メトロ線内において、なかなか見えない場所ゆえにいまひとつよく分からない「構内区間」「非設区間」そしてATC切換スイッチの「非設位置」とは何なのかについて解説したいと思います。
・構内区間と非設区間
構内区間は駅の側線や車両基地から本線へ接続している部分であり、この区間は保安装置を有しATC下に置かれます。
これに対し非設区間は車庫内です。
車庫というのは留置線ではなく、車両基地とされる場所の事です。
どちらも入換信号により運転し、どちらも「入換運転」と呼ばれますが、非設区間にはATC等の保安装置がありません。
・非設区間と非設位置

車両にはATC切換スイッチという、保安装置を切換る為のスイッチがあり、ここに非設というポジションが存在します。

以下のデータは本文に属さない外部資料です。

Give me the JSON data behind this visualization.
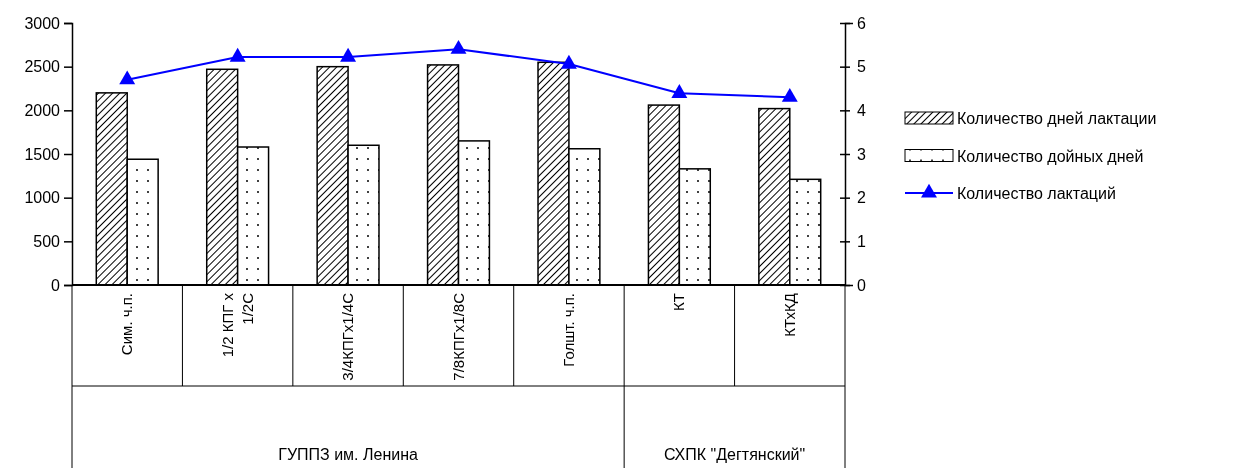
{
  "chart_data": {
    "type": "bar",
    "categories": [
      "Сим. ч.п.",
      "1/2 КПГ x 1/2С",
      "3/4КПГх1/4С",
      "7/8КПГх1/8С",
      "Голшт. ч.п.",
      "КТ",
      "КТхКД"
    ],
    "series": [
      {
        "name": "Количество дней лактации",
        "color": "#000000",
        "values": [
          2200,
          2470,
          2500,
          2520,
          2550,
          2060,
          2020
        ]
      },
      {
        "name": "Количество дойных дней",
        "color": "#000000",
        "values": [
          1440,
          1580,
          1600,
          1650,
          1560,
          1330,
          1210
        ]
      },
      {
        "name": "Количество лактаций",
        "type": "line",
        "axis": "y2",
        "color": "#0000ff",
        "values": [
          4.7,
          5.22,
          5.22,
          5.4,
          5.06,
          4.39,
          4.3
        ]
      }
    ],
    "ylim": [
      0,
      3000
    ],
    "yticks": [
      0,
      500,
      1000,
      1500,
      2000,
      2500,
      3000
    ],
    "y2lim": [
      0,
      6
    ],
    "y2ticks": [
      0,
      1,
      2,
      3,
      4,
      5,
      6
    ],
    "annotations": [
      "ГУППЗ им. Ленина",
      "СХПК \"Дегтянский\""
    ],
    "legend": "right",
    "marker": "triangle",
    "grid": false
  }
}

非設区間はATCがない、つまり無信号区間であり、ATCでは無信号はフェールセーフの概念から絶対停止(×が現示される)となっているため、ATC切換スイッチを「ATC」位置としてこの区間に進入すると車両は非常ブレーキにより停止するようになっています。
この時、走行できるようになるのが「非設」位置です。
ここで間違えないで下さい!と思うのは、非設位置はATC信号の無い区間を「走る時に有効なもの」であり、非設としたからといって
ATCの節制を受けなくなる、無効化されるという事ではありません。
仮に非設位置の状態でATC区間を走行したとしても、ATC自体は動作するようになっています。
ATC位置:
ATC無信号区間 非常ブレーキが動作する
ATC有信号区間 ATCが動作する
非設位置:
ATC無信号区間 走行できるようになる
ATC有信号区間 ATCが動作する
となります。
勿論、ATC区間においてはATC位置で走行する事と定められていますので、ATC切換スイッチの位置が不適切であれば切換を促す警報が鳴動等します。
しかし、その状態であっても保安装置が無効化されているような事は無く、ATCは動作している状態になります。

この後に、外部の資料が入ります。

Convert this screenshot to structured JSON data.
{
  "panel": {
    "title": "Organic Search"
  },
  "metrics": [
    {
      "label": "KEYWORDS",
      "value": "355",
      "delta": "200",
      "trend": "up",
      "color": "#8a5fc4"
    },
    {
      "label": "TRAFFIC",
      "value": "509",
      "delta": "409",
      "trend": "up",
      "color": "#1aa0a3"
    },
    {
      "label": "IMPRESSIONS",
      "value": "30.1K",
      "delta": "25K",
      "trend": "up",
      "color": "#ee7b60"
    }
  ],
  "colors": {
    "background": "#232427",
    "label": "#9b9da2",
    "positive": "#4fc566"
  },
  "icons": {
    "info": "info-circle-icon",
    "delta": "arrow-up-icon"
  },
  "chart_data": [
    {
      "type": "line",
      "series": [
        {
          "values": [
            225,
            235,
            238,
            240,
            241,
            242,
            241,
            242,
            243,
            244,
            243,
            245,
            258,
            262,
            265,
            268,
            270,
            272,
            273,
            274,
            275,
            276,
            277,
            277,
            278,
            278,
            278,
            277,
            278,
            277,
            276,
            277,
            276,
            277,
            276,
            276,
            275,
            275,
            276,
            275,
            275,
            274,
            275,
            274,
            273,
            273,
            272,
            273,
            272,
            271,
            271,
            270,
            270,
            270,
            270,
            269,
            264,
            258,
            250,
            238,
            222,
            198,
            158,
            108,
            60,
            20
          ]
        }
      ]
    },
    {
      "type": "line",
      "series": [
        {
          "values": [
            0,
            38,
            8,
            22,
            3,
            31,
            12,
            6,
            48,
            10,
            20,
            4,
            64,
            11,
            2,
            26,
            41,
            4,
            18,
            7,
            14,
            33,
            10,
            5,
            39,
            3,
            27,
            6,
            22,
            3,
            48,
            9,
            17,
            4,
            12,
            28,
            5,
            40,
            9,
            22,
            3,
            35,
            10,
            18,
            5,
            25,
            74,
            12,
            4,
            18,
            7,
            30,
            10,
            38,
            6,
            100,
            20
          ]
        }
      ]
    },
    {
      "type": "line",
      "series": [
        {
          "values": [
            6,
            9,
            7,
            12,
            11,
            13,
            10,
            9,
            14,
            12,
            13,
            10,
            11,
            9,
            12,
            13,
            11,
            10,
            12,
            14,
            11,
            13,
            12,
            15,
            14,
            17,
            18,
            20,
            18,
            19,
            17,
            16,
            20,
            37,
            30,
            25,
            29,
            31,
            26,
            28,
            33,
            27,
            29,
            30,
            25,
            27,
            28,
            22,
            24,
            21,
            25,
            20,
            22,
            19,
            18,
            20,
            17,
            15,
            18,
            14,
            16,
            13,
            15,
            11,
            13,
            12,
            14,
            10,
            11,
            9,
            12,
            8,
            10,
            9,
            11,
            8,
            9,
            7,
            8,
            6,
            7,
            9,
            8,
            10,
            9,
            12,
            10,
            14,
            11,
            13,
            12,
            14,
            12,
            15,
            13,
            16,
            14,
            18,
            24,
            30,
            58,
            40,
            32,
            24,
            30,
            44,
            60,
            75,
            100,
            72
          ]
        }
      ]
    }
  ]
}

ATC区間でATCの節制によらず運転することは不可能あり、それがATSと違い機械優先であるATCの大前提となります。
唯一の例外が、異常時に使用する「非常運転スイッチ」です。
・じゃあ、構内位置ってなんなの?

構内位置は、従来型のATCにおいて構内区間を走行する「構内モード」でATCを動作させる必要があったことから設けられた切換え位置です。
数年前までは有楽町線の一部に残されていましたが、新型のATCでは構内区間は車上装置により自動的に切換わる様になっている為、現在では基本的には使用する事がありません。
従来ATCから新型ATCへ更新した路線、千代田、有楽町、半蔵門の3路線では移行期間の為にこの位置が設けれていますが、ATSやWS-ATCから一気に新型ATCに更新した銀座、丸ノ内、日比谷、東西の各線では構内位置は当初より省略されています。

なんでこんな事を書こうかと思ったのかというと、少し前に、千代田線で小田急改造を行ったJR車がATCの機能しない状態で運転したという事故がありまして、ネット上に「非設」で走った!「非設」で走った!というコメントが結構あったんですね。
いや、それはあり得ないなーと思ったんです。
「非設」って、文字や語感からは確かにそういうイメージもがしないでもないですが、違うんですよ。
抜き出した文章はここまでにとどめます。